A radioisotopic ear assay for delayed hypersensitivity (DH) to 2,4-dinitrofluorobenzene (DNFB) was used to investigate cellular immune function in chronic alloxan- diabetic C57BI/6 mice. The specific migration of 5-(125I)Iodo-2'-deoxyuridine-labeled monocytes to the site of antigenic challenge was employed to quantitatively measure the OH response. Although both normal and diabetic sensitized mice had a significantly greater DH response than nonsensitized controls, the response of diabetic mice was severely attenuated (23% of normal)
The effect of the delayed hypersensitivity response on spleen size was also investigated. In the nonsensitized state the spleens of diabetic mice were approximately 30% smaller than the spleens of normal mice. After sensitization with DNFB, and up to the time of antigenic challenge, the spleens from both diabetic and normal mice increased 2.1-fold in weight. After challenge, however, the diabetic spleen maintained its prechallenged size while the normal spleen increased an additional 30% in weight.

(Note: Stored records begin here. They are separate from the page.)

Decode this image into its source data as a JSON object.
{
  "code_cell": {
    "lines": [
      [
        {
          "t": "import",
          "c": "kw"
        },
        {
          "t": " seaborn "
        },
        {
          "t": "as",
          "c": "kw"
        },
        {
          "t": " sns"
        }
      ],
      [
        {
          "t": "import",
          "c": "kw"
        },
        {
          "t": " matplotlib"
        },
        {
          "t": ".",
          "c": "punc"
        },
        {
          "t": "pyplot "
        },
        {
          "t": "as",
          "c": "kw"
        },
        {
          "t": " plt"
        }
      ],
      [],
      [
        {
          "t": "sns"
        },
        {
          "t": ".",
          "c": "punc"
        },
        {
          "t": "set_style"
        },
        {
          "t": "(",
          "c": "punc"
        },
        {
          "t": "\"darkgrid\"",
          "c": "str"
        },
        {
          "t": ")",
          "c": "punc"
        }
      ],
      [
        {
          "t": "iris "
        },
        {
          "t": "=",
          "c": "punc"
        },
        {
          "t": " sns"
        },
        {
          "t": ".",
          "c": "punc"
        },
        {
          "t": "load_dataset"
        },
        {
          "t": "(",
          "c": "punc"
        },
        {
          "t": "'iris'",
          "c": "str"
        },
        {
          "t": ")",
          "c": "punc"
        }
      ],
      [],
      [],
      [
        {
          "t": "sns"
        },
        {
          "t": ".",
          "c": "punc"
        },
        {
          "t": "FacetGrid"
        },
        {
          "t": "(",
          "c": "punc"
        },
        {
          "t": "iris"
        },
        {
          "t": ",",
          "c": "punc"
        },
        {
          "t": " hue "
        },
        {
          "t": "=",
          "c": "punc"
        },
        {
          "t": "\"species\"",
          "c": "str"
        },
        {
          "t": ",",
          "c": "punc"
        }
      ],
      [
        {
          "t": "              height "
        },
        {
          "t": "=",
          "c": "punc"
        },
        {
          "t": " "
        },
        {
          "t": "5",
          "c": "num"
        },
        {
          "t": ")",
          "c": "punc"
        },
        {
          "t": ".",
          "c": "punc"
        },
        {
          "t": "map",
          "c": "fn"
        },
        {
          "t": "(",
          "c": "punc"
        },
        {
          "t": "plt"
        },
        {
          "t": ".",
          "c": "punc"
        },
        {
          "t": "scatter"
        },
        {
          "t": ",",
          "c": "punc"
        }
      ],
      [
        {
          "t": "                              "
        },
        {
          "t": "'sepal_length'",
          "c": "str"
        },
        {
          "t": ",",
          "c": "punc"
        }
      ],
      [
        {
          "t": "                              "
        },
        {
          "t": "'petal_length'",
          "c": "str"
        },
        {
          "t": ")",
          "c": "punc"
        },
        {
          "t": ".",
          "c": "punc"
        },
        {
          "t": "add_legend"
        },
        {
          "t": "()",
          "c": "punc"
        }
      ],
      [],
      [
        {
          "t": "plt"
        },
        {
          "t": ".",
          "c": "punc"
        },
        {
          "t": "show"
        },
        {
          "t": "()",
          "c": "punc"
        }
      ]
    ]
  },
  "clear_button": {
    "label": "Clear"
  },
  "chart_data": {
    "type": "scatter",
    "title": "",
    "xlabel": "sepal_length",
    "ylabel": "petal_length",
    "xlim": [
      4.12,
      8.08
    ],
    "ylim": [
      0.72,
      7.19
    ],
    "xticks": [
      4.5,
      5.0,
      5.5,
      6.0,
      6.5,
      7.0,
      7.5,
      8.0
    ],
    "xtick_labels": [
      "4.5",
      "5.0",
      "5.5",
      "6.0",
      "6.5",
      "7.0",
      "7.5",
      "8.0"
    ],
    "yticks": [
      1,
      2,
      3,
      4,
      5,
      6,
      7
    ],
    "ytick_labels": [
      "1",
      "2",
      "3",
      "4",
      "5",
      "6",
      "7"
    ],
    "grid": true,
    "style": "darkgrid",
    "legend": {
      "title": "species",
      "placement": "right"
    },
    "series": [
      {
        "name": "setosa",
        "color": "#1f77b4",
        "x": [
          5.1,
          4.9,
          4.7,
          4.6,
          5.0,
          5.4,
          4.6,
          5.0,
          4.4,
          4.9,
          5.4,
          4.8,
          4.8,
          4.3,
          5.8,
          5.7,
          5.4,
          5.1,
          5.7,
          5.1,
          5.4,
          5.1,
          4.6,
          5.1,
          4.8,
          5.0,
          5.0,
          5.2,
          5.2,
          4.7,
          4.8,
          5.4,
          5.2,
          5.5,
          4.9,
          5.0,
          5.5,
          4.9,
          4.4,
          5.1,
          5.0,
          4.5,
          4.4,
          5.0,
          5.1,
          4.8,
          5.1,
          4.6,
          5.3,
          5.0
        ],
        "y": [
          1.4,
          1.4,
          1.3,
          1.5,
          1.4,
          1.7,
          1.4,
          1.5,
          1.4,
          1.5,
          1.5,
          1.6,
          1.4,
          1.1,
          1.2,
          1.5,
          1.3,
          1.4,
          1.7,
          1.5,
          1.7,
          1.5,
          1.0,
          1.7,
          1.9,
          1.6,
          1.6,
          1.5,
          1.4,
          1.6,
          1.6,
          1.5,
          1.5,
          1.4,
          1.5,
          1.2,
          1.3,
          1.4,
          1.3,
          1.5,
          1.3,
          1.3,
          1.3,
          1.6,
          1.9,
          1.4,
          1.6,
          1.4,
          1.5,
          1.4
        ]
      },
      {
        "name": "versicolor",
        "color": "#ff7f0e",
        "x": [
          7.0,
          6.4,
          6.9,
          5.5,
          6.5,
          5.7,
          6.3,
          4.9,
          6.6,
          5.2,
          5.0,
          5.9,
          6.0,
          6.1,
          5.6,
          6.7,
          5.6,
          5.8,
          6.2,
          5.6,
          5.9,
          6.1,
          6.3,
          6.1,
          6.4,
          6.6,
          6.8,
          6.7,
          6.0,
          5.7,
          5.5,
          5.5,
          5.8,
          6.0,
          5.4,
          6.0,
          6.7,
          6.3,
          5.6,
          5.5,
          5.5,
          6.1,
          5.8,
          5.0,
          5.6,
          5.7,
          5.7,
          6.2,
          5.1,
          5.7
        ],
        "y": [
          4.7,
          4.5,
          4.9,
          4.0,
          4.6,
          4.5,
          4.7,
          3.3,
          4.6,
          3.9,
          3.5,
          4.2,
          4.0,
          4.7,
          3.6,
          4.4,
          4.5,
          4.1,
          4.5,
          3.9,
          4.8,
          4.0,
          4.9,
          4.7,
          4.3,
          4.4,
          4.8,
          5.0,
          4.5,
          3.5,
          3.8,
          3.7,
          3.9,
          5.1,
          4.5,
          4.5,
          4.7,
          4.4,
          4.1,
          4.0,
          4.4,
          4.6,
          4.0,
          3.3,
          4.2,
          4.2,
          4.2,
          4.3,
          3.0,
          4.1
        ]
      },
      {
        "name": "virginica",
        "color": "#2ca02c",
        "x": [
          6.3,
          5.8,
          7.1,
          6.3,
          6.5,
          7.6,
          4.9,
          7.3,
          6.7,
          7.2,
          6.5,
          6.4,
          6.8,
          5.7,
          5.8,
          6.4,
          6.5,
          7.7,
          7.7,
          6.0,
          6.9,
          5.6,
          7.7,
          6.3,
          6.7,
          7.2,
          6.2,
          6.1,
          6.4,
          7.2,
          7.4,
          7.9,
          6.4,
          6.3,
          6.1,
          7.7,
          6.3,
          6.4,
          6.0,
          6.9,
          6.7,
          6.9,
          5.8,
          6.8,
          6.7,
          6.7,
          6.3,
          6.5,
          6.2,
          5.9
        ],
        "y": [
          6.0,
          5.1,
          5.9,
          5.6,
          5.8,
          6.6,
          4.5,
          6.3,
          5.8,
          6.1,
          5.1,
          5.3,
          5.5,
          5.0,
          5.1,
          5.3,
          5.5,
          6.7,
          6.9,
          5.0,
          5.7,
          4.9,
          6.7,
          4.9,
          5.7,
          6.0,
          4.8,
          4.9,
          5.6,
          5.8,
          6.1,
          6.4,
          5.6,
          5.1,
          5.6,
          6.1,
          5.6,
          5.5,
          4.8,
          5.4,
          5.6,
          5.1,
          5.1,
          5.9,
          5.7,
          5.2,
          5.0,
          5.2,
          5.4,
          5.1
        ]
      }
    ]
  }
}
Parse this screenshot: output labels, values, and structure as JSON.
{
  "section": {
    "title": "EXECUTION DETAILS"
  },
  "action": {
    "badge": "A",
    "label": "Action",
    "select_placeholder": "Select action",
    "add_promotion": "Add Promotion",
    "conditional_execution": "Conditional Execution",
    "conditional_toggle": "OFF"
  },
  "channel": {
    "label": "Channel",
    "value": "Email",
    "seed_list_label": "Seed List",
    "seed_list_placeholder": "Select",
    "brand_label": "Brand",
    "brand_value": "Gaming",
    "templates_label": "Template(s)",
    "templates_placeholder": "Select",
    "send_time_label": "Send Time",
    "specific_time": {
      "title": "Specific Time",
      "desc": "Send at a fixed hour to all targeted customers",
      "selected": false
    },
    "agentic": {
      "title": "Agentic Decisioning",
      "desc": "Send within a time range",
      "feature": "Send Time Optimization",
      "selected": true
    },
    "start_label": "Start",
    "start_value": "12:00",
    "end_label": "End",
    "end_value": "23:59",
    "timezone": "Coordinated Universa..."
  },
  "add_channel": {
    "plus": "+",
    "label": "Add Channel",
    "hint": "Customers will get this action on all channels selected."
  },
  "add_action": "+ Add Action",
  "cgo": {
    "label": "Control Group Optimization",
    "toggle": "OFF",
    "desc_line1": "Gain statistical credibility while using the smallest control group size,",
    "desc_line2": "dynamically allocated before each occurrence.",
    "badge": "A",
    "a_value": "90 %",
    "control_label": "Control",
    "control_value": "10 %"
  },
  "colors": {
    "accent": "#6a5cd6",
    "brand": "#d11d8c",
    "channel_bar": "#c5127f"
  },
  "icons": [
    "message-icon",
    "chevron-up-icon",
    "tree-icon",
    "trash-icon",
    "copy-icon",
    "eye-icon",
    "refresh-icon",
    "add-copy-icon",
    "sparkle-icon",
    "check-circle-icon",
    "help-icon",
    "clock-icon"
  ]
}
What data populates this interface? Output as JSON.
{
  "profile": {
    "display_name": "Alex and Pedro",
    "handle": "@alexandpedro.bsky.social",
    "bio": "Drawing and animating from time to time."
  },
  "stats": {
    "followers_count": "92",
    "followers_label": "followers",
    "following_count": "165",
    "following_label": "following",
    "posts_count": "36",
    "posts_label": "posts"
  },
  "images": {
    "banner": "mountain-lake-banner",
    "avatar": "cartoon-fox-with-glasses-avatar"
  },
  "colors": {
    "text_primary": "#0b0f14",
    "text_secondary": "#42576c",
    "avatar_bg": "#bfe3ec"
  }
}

When either sensitized normal or diabetic spleen cells were passively transferred to nonsensitized normal recipient mice, a significant DH response was evoked after challenge with DNFB. This response was of equal magnitude after transfer of either the sensitized diabetic or normal spleen cells. The DH response after the passive transfer of spleencells from either normal or diabetic sensitized donors to diabetic recipients was very markedly attenuated and in fact questionably significant when compared with the nonspecific inflammatory response to DNFB.
These results indicate that an intact population of DNFB-sensitized cells exists in the diabetic, but that an inhibition of T-lymphocyte or monocyte activity is occurring during the secondary challenge. The chronic hypoinsulinemia, hyperglycemia, and catabolic metabolism of the alloxan-diabetic mouse does not qualitatively alter the immune cellular processes associated with primary sensitization but significantly attenuates the secondary response.